A few years ago, someone gave me a 19" Curtis-Mathes color TV with intermittent video and sync. It had already been in a shop and they bailed on it after they resoldered a bunch of connections. I resoldered more connections and the problem still existed. What made matters worse, the set would sometimes work for hours without problems and no amount of vibration would cause it to act up. One day, I was working on it and happened to wiggle one of the IC's. The set went crazy; so, I cleaned the pins of the IC and it's socket. I thought I had it fixed until it started acting up again a few days later. At that point, I pulled every socketed IC from the chassis, removed the sockets, and hard soldered the IC's the the PC board. Doing what I did made it harder to replace the IC's; but, that set was to the age that the chances of it ever seeing a repair shop again were slim-to-none. After that, the set never gave problems.

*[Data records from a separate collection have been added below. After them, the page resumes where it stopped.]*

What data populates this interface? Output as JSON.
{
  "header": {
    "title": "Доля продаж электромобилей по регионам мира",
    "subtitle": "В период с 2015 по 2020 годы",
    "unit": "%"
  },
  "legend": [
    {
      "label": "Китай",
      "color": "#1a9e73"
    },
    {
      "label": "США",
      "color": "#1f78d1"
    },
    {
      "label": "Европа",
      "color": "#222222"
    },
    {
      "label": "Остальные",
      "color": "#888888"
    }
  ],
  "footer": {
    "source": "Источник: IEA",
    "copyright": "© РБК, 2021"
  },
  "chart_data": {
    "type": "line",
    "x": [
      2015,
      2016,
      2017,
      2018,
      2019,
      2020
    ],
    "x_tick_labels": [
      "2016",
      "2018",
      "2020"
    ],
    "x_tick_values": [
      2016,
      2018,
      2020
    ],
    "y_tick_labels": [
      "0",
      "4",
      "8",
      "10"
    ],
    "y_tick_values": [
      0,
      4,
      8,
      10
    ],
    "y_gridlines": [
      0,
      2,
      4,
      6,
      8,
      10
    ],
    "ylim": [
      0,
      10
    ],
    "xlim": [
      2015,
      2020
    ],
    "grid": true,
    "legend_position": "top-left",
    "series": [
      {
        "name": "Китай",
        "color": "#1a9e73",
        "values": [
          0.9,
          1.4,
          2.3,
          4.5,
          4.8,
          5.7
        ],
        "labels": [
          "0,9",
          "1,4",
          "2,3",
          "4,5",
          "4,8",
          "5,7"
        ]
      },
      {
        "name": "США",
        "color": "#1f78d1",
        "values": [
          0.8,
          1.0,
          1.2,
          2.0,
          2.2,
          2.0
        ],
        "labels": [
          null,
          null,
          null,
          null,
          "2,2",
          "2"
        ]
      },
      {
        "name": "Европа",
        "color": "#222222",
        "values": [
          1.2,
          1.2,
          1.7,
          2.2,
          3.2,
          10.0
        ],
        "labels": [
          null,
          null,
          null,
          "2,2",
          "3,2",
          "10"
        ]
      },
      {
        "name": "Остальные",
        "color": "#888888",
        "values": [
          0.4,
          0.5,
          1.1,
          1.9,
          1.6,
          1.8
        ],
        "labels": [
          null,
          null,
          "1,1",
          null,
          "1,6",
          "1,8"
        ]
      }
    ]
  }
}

More recently, I repaired a Silvertone solid state console stereo that had an intermittent left channel. When it worked, all was fine. When it didn't work, the audio was full of noise and was popping in and out. I just happened to make it act up on the bench and I was able to make some quick voltage checks at one of the driver transistors; which, revealed a suspect transistor. After I replaced the transistor, it never acted up again.
These experiences show that not all intermittents are due to bad soldering or a cracked PC board trace.